In an accompanying editorial, Elizabeth A. Stewart, MD, of Mayo Clinic, Rochester, wrote that a major strength of the FEMME study was the diverse population, with Black women making up 38% and 43%, respectively, of the embolization and myomectomy groups.
“This representation is critical, since the risk of fibroids is three times greater among women of African descent than among white women, and the diagnosis of fibroids tends to be earlier and the severity of disease greater among Black women,” she wrote.
Stewart noted that a major reason to compare uterine-artery embolization and myomectomy is to assess reproductive outcomes, given that embolization is not often used in younger women due to concerns about infertility “despite very-low quality evidence to support the superiority of myomectomy with regard to pregnancy outcomes.”
“The FEMME trial is among the first major trials to evaluate alternatives to hysterectomy that included an assessment of the intention for pregnancy and that enrolled women in whom future pregnancy was desired; as such, it is a big step forward,” she wrote.
While the overall prevalence of pregnancy was low in both groups, biomarkers of ovarian reserve were similar.
“These findings set the stage for a larger randomized trial of uterine-artery embolization versus myomectomy, powered to detect live birth rates,” Stewart wrote, adding that the low pregnancy rate may have been influenced by the fact that the average age of the trial participants was greater than 40 years.

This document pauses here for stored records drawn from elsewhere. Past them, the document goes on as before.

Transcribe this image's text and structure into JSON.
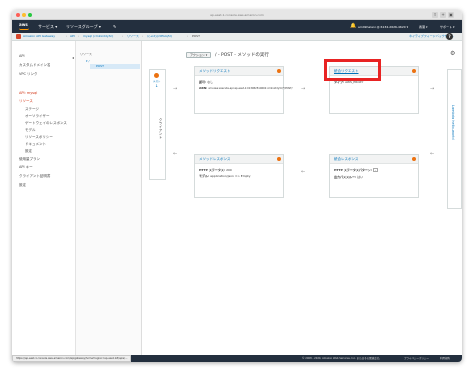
{
  "browser": {
    "url": "ap-east-1.console.aws.amazon.com"
  },
  "navbar": {
    "logo": "aws",
    "services": "サービス ▾",
    "resource_groups": "リソースグループ ▾",
    "pin": "✎",
    "account": "amitkhalani @ 6134-2626-4620 ▾",
    "region": "香港 ▾",
    "support": "サポート ▾"
  },
  "breadcrumb": {
    "items": [
      "Amazon API Gateway",
      "API",
      "mysql (cmkxiddy3c)",
      "リソース",
      "/{+id}(r0fbzq5l)",
      "POST"
    ],
    "feedback": "ネイティブフィードバックを送る",
    "help": "?"
  },
  "sidebar": {
    "items": [
      {
        "label": "API",
        "active": false,
        "sub": false
      },
      {
        "label": "カスタムドメイン名",
        "active": false,
        "sub": false
      },
      {
        "label": "VPC リンク",
        "active": false,
        "sub": false
      },
      {
        "label": "API: mysql",
        "active": true,
        "sub": false
      },
      {
        "label": "リソース",
        "active": true,
        "sub": false
      },
      {
        "label": "ステージ",
        "active": false,
        "sub": true
      },
      {
        "label": "オーソライザー",
        "active": false,
        "sub": true
      },
      {
        "label": "ゲートウェイのレスポンス",
        "active": false,
        "sub": true
      },
      {
        "label": "モデル",
        "active": false,
        "sub": true
      },
      {
        "label": "リソースポリシー",
        "active": false,
        "sub": true
      },
      {
        "label": "ドキュメント",
        "active": false,
        "sub": true
      },
      {
        "label": "設定",
        "active": false,
        "sub": true
      },
      {
        "label": "使用量プラン",
        "active": false,
        "sub": false
      },
      {
        "label": "API キー",
        "active": false,
        "sub": false
      },
      {
        "label": "クライアント証明書",
        "active": false,
        "sub": false
      },
      {
        "label": "設定",
        "active": false,
        "sub": false
      }
    ],
    "collapse": "◂"
  },
  "tree": {
    "label": "リソース",
    "root": "▾ /",
    "selected": "POST"
  },
  "main": {
    "actions": "アクション ▾",
    "title": "/ - POST - メソッドの実行",
    "settings_icon": "gear-icon"
  },
  "client": {
    "test": "テスト",
    "label": "クライアント"
  },
  "method_request": {
    "title": "メソッドリクエスト",
    "auth_label": "認可:",
    "auth_value": "なし",
    "arn_label": "ARN:",
    "arn_value": "arn:aws:execute-api:ap-east-1:013082510602:cmkxiddy3c/*/POST/"
  },
  "integration_request": {
    "title": "統合リクエスト",
    "type_label": "タイプ:",
    "type_value": "AWS_PROXY"
  },
  "method_response": {
    "title": "メソッドレスポンス",
    "status_label": "HTTP ステータス:",
    "status_value": "200",
    "model_label": "モデル:",
    "model_value": "application/json => Empty"
  },
  "integration_response": {
    "title": "統合レスポンス",
    "status_label": "HTTP ステータスパターン:",
    "status_value": "-",
    "output_label": "出力パススルー:",
    "output_value": "はい"
  },
  "backend": {
    "label": "Lambda hello-world"
  },
  "footer": {
    "status_url": "https://ap-east-1.console.aws.amazon.com/apigateway/home?region=ap-east-1#/apis/...",
    "copyright": "© 2008 - 2020, Amazon Web Services, Inc. またはその関連会社。",
    "privacy": "プライバシーポリシー",
    "terms": "利用規約"
  },
  "colors": {
    "navbar": "#232f3e",
    "accent": "#ec7211",
    "link": "#0073bb",
    "highlight": "#e82323"
  }
}
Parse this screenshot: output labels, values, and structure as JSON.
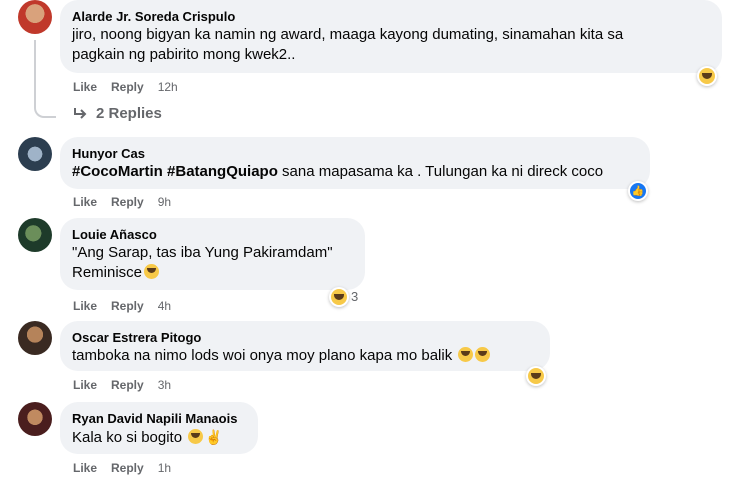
{
  "comments": [
    {
      "author": "Alarde Jr. Soreda Crispulo",
      "line1": "jiro, noong bigyan ka namin ng award, maaga kayong dumating, sinamahan kita sa",
      "line2": "pagkain ng pabirito mong kwek2..",
      "like": "Like",
      "reply": "Reply",
      "time": "12h",
      "replies": "2 Replies"
    },
    {
      "author": "Hunyor Cas",
      "tag1": "#CocoMartin",
      "tag2": "#BatangQuiapo",
      "text": " sana mapasama ka . Tulungan ka ni direck coco",
      "like": "Like",
      "reply": "Reply",
      "time": "9h"
    },
    {
      "author": "Louie Añasco",
      "line1": "\"Ang Sarap, tas iba Yung Pakiramdam\"",
      "line2": "Reminisce",
      "like": "Like",
      "reply": "Reply",
      "time": "4h",
      "reaction_count": "3"
    },
    {
      "author": "Oscar Estrera Pitogo",
      "text": "tamboka na nimo lods woi onya moy plano kapa mo balik",
      "like": "Like",
      "reply": "Reply",
      "time": "3h"
    },
    {
      "author": "Ryan David Napili Manaois",
      "text": "Kala ko si bogito",
      "like": "Like",
      "reply": "Reply",
      "time": "1h"
    }
  ],
  "icons": {
    "reply_arrow": "reply-arrow-icon",
    "grin_emoji": "grinning-face-icon",
    "victory_hand": "victory-hand-icon",
    "like_reaction": "like-thumb-icon"
  },
  "colors": {
    "bubble": "#f0f2f5",
    "meta": "#65676b",
    "like_blue": "#1877f2"
  }
}
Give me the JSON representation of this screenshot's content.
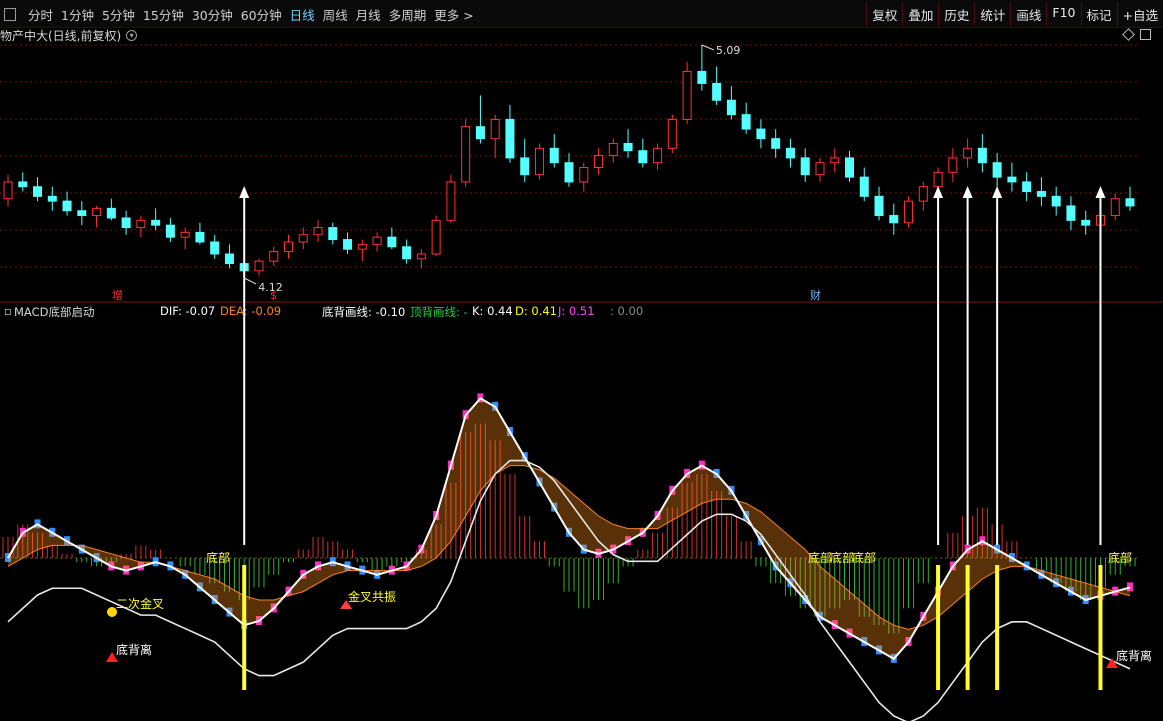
{
  "toolbar": {
    "periods": [
      "分时",
      "1分钟",
      "5分钟",
      "15分钟",
      "30分钟",
      "60分钟",
      "日线",
      "周线",
      "月线",
      "多周期"
    ],
    "active": "日线",
    "more": "更多 >",
    "right_buttons": [
      "复权",
      "叠加",
      "历史",
      "统计",
      "画线",
      "F10",
      "标记",
      "+自选"
    ]
  },
  "main_chart": {
    "title": "物产中大(日线,前复权)",
    "high_label": "5.09",
    "low_label": "4.12",
    "badges": [
      "增",
      "$",
      "财"
    ]
  },
  "indicator": {
    "name": "MACD底部启动",
    "dif": {
      "label": "DIF: -0.07",
      "color": "#ffffff"
    },
    "dea": {
      "label": "DEA: -0.09",
      "color": "#ff7f27"
    },
    "dbhx": {
      "label": "底背画线: -0.10",
      "color": "#ffffff"
    },
    "dbhx2": {
      "label": "顶背画线: -",
      "color": "#2ecc40"
    },
    "k": {
      "label": "K: 0.44",
      "color": "#ffffff"
    },
    "d": {
      "label": "D: 0.41",
      "color": "#ffff00"
    },
    "j": {
      "label": "J: 0.51",
      "color": "#ff44ff"
    },
    "extra": {
      "label": ": 0.00",
      "color": "#888888"
    },
    "annotations": [
      "二次金叉",
      "金叉共振",
      "底背离",
      "底背离",
      "底部",
      "底部",
      "底部",
      "底部",
      "底部"
    ]
  },
  "chart_data": {
    "type": "candlestick+indicator",
    "price_high": 5.09,
    "price_low": 4.12,
    "up_color": "#ff3232",
    "down_color": "#54ffff",
    "ohlc": [
      [
        4.45,
        4.55,
        4.42,
        4.52
      ],
      [
        4.52,
        4.56,
        4.48,
        4.5
      ],
      [
        4.5,
        4.54,
        4.44,
        4.46
      ],
      [
        4.46,
        4.5,
        4.4,
        4.44
      ],
      [
        4.44,
        4.48,
        4.38,
        4.4
      ],
      [
        4.4,
        4.44,
        4.34,
        4.38
      ],
      [
        4.38,
        4.42,
        4.33,
        4.41
      ],
      [
        4.41,
        4.45,
        4.36,
        4.37
      ],
      [
        4.37,
        4.4,
        4.3,
        4.33
      ],
      [
        4.33,
        4.38,
        4.29,
        4.36
      ],
      [
        4.36,
        4.41,
        4.32,
        4.34
      ],
      [
        4.34,
        4.37,
        4.27,
        4.29
      ],
      [
        4.29,
        4.33,
        4.24,
        4.31
      ],
      [
        4.31,
        4.35,
        4.26,
        4.27
      ],
      [
        4.27,
        4.3,
        4.2,
        4.22
      ],
      [
        4.22,
        4.26,
        4.16,
        4.18
      ],
      [
        4.18,
        4.22,
        4.12,
        4.15
      ],
      [
        4.15,
        4.2,
        4.13,
        4.19
      ],
      [
        4.19,
        4.25,
        4.17,
        4.23
      ],
      [
        4.23,
        4.3,
        4.2,
        4.27
      ],
      [
        4.27,
        4.33,
        4.24,
        4.3
      ],
      [
        4.3,
        4.36,
        4.27,
        4.33
      ],
      [
        4.33,
        4.35,
        4.26,
        4.28
      ],
      [
        4.28,
        4.31,
        4.22,
        4.24
      ],
      [
        4.24,
        4.28,
        4.19,
        4.26
      ],
      [
        4.26,
        4.31,
        4.23,
        4.29
      ],
      [
        4.29,
        4.33,
        4.24,
        4.25
      ],
      [
        4.25,
        4.28,
        4.18,
        4.2
      ],
      [
        4.2,
        4.24,
        4.16,
        4.22
      ],
      [
        4.22,
        4.38,
        4.21,
        4.36
      ],
      [
        4.36,
        4.55,
        4.35,
        4.52
      ],
      [
        4.52,
        4.78,
        4.5,
        4.75
      ],
      [
        4.75,
        4.88,
        4.68,
        4.7
      ],
      [
        4.7,
        4.8,
        4.62,
        4.78
      ],
      [
        4.78,
        4.84,
        4.6,
        4.62
      ],
      [
        4.62,
        4.7,
        4.52,
        4.55
      ],
      [
        4.55,
        4.68,
        4.53,
        4.66
      ],
      [
        4.66,
        4.72,
        4.58,
        4.6
      ],
      [
        4.6,
        4.64,
        4.5,
        4.52
      ],
      [
        4.52,
        4.6,
        4.48,
        4.58
      ],
      [
        4.58,
        4.66,
        4.55,
        4.63
      ],
      [
        4.63,
        4.7,
        4.6,
        4.68
      ],
      [
        4.68,
        4.74,
        4.62,
        4.65
      ],
      [
        4.65,
        4.7,
        4.58,
        4.6
      ],
      [
        4.6,
        4.68,
        4.57,
        4.66
      ],
      [
        4.66,
        4.8,
        4.64,
        4.78
      ],
      [
        4.78,
        5.02,
        4.76,
        4.98
      ],
      [
        4.98,
        5.09,
        4.9,
        4.93
      ],
      [
        4.93,
        5.0,
        4.84,
        4.86
      ],
      [
        4.86,
        4.92,
        4.78,
        4.8
      ],
      [
        4.8,
        4.85,
        4.72,
        4.74
      ],
      [
        4.74,
        4.78,
        4.66,
        4.7
      ],
      [
        4.7,
        4.74,
        4.62,
        4.66
      ],
      [
        4.66,
        4.7,
        4.58,
        4.62
      ],
      [
        4.62,
        4.66,
        4.52,
        4.55
      ],
      [
        4.55,
        4.62,
        4.52,
        4.6
      ],
      [
        4.6,
        4.66,
        4.56,
        4.62
      ],
      [
        4.62,
        4.65,
        4.52,
        4.54
      ],
      [
        4.54,
        4.58,
        4.44,
        4.46
      ],
      [
        4.46,
        4.5,
        4.36,
        4.38
      ],
      [
        4.38,
        4.43,
        4.3,
        4.35
      ],
      [
        4.35,
        4.46,
        4.33,
        4.44
      ],
      [
        4.44,
        4.52,
        4.4,
        4.5
      ],
      [
        4.5,
        4.58,
        4.46,
        4.56
      ],
      [
        4.56,
        4.66,
        4.52,
        4.62
      ],
      [
        4.62,
        4.7,
        4.58,
        4.66
      ],
      [
        4.66,
        4.72,
        4.56,
        4.6
      ],
      [
        4.6,
        4.64,
        4.5,
        4.54
      ],
      [
        4.54,
        4.6,
        4.48,
        4.52
      ],
      [
        4.52,
        4.56,
        4.44,
        4.48
      ],
      [
        4.48,
        4.54,
        4.42,
        4.46
      ],
      [
        4.46,
        4.5,
        4.38,
        4.42
      ],
      [
        4.42,
        4.46,
        4.32,
        4.36
      ],
      [
        4.36,
        4.4,
        4.3,
        4.34
      ],
      [
        4.34,
        4.4,
        4.31,
        4.38
      ],
      [
        4.38,
        4.47,
        4.36,
        4.45
      ],
      [
        4.45,
        4.5,
        4.4,
        4.42
      ]
    ],
    "macd_hist": [
      0.05,
      0.08,
      0.06,
      0.03,
      0.01,
      -0.01,
      -0.02,
      -0.01,
      0.01,
      0.03,
      0.02,
      0.0,
      -0.02,
      -0.04,
      -0.06,
      -0.08,
      -0.1,
      -0.07,
      -0.04,
      -0.01,
      0.02,
      0.05,
      0.04,
      0.02,
      -0.01,
      -0.03,
      -0.02,
      -0.01,
      0.02,
      0.08,
      0.18,
      0.3,
      0.32,
      0.28,
      0.2,
      0.1,
      0.04,
      -0.02,
      -0.08,
      -0.12,
      -0.1,
      -0.06,
      -0.02,
      0.02,
      0.06,
      0.12,
      0.18,
      0.2,
      0.16,
      0.1,
      0.04,
      -0.02,
      -0.06,
      -0.09,
      -0.12,
      -0.14,
      -0.12,
      -0.1,
      -0.14,
      -0.16,
      -0.18,
      -0.12,
      -0.06,
      0.0,
      0.06,
      0.1,
      0.12,
      0.08,
      0.04,
      0.0,
      -0.03,
      -0.06,
      -0.08,
      -0.1,
      -0.07,
      -0.04,
      -0.02
    ],
    "dif": [
      0.0,
      0.06,
      0.08,
      0.06,
      0.04,
      0.02,
      0.0,
      -0.02,
      -0.03,
      -0.02,
      -0.01,
      -0.02,
      -0.04,
      -0.07,
      -0.1,
      -0.13,
      -0.16,
      -0.15,
      -0.12,
      -0.08,
      -0.04,
      -0.02,
      -0.01,
      -0.02,
      -0.03,
      -0.04,
      -0.03,
      -0.02,
      0.02,
      0.1,
      0.22,
      0.34,
      0.38,
      0.36,
      0.3,
      0.24,
      0.18,
      0.12,
      0.06,
      0.02,
      0.01,
      0.02,
      0.04,
      0.06,
      0.1,
      0.16,
      0.2,
      0.22,
      0.2,
      0.16,
      0.1,
      0.04,
      -0.02,
      -0.06,
      -0.1,
      -0.14,
      -0.16,
      -0.18,
      -0.2,
      -0.22,
      -0.24,
      -0.2,
      -0.14,
      -0.08,
      -0.02,
      0.02,
      0.04,
      0.02,
      0.0,
      -0.02,
      -0.04,
      -0.06,
      -0.08,
      -0.1,
      -0.09,
      -0.08,
      -0.07
    ],
    "dea": [
      -0.02,
      0.0,
      0.02,
      0.03,
      0.03,
      0.03,
      0.02,
      0.01,
      0.0,
      -0.01,
      -0.01,
      -0.02,
      -0.03,
      -0.04,
      -0.05,
      -0.07,
      -0.09,
      -0.1,
      -0.1,
      -0.09,
      -0.08,
      -0.06,
      -0.04,
      -0.03,
      -0.03,
      -0.03,
      -0.03,
      -0.03,
      -0.02,
      0.0,
      0.04,
      0.1,
      0.16,
      0.2,
      0.22,
      0.22,
      0.21,
      0.19,
      0.16,
      0.13,
      0.1,
      0.08,
      0.07,
      0.07,
      0.07,
      0.09,
      0.11,
      0.13,
      0.14,
      0.14,
      0.13,
      0.11,
      0.08,
      0.05,
      0.02,
      -0.02,
      -0.05,
      -0.08,
      -0.11,
      -0.14,
      -0.16,
      -0.17,
      -0.16,
      -0.14,
      -0.11,
      -0.08,
      -0.05,
      -0.03,
      -0.02,
      -0.02,
      -0.03,
      -0.04,
      -0.05,
      -0.06,
      -0.07,
      -0.08,
      -0.09
    ],
    "arrow_bars": [
      16,
      63,
      65,
      67,
      74
    ]
  }
}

She wrote that the FEMME trial “provides new data on outcomes that differ from previously published literature in which uterine-artery embolization was compared with hysterectomy.”

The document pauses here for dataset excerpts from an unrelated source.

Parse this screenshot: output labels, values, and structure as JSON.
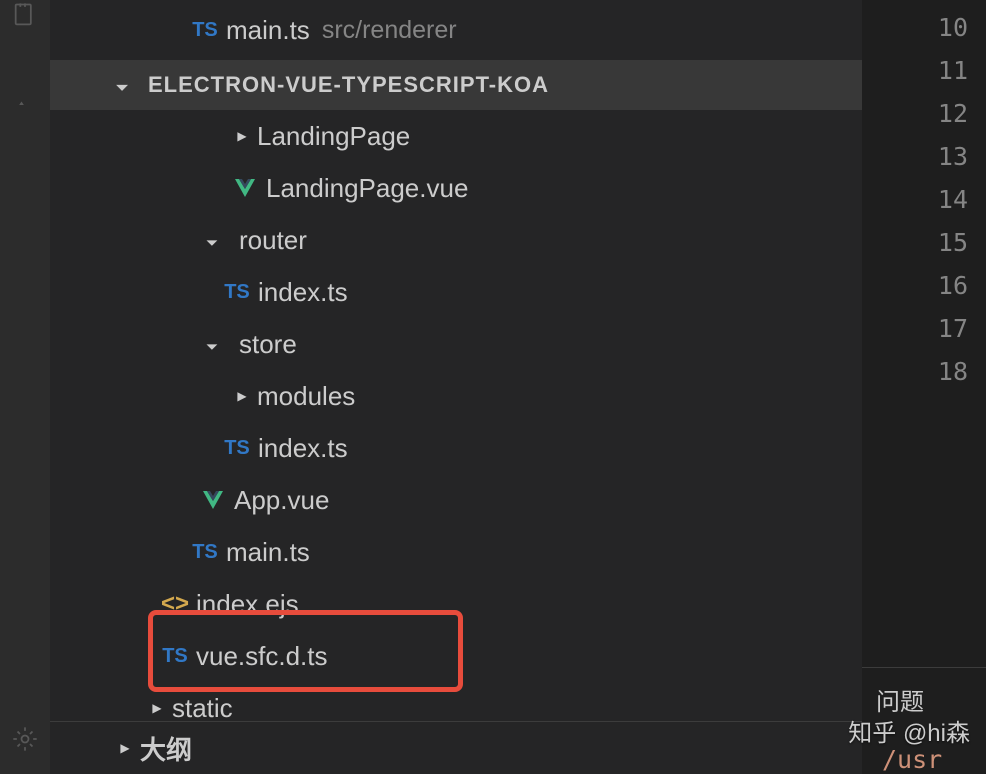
{
  "openEditors": {
    "file": {
      "icon": "TS",
      "name": "main.ts",
      "path": "src/renderer"
    }
  },
  "project": {
    "name": "ELECTRON-VUE-TYPESCRIPT-KOA"
  },
  "tree": [
    {
      "type": "folder",
      "expanded": false,
      "name": "LandingPage",
      "indent": 3
    },
    {
      "type": "file",
      "icon": "vue",
      "name": "LandingPage.vue",
      "indent": 3
    },
    {
      "type": "folder",
      "expanded": true,
      "name": "router",
      "indent": 2
    },
    {
      "type": "file",
      "icon": "TS",
      "name": "index.ts",
      "indent": 4
    },
    {
      "type": "folder",
      "expanded": true,
      "name": "store",
      "indent": 2
    },
    {
      "type": "folder",
      "expanded": false,
      "name": "modules",
      "indent": 3
    },
    {
      "type": "file",
      "icon": "TS",
      "name": "index.ts",
      "indent": 4
    },
    {
      "type": "file",
      "icon": "vue",
      "name": "App.vue",
      "indent": 5
    },
    {
      "type": "file",
      "icon": "TS",
      "name": "main.ts",
      "indent": 5
    },
    {
      "type": "file",
      "icon": "code",
      "name": "index.ejs",
      "indent": 6
    },
    {
      "type": "file",
      "icon": "TS",
      "name": "vue.sfc.d.ts",
      "indent": 6,
      "highlighted": true
    },
    {
      "type": "folder",
      "expanded": false,
      "name": "static",
      "indent": 7
    }
  ],
  "outline": {
    "label": "大纲"
  },
  "lineNumbers": [
    "10",
    "11",
    "12",
    "13",
    "14",
    "15",
    "16",
    "17",
    "18"
  ],
  "problems": {
    "tab": "问题",
    "text": "/usr"
  },
  "watermark": "知乎 @hi森"
}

“Trials comparing outcomes among uterine-sparing treatments should be undertaken to give women and their providers the data they need to make key decisions about these alternatives to hysterectomy,” she concluded.
Among women treated for symptomatic uterine fibroids, myomectomy was associated with better quality of life than uterine-artery embolization 2-years later.

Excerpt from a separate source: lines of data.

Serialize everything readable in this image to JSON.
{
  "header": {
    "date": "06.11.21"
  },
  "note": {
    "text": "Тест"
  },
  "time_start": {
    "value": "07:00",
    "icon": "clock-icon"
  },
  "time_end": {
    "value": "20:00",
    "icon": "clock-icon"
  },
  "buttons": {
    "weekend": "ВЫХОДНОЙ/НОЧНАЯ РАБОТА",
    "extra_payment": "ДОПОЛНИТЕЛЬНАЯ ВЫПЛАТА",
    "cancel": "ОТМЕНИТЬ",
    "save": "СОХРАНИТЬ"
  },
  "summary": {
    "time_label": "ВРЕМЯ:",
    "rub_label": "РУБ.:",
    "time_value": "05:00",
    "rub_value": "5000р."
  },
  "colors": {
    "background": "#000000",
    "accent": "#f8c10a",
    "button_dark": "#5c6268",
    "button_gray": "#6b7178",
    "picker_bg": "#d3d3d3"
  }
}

Both procedures were associated with significant improvements in quality of life over baseline, and pregnancy rates were low, but similar, with the two treatments.
Salynn Boyles, Contributing Writer, BreakingMED™
Manyonda had no disclosures.
Stewart reported personal fees from Bayer, personal fees from AbbVie, personal fees from Myovant, personal fees from UpToDate, personal fees from Med Learning Group, personal fees from PeerView, personal fees from ObsEva, outside the submitted work; In addition, Stewart has a patent Methods and Compounds for Treatment of Abnormal Uterine Bleeding ( US 6440445) issued.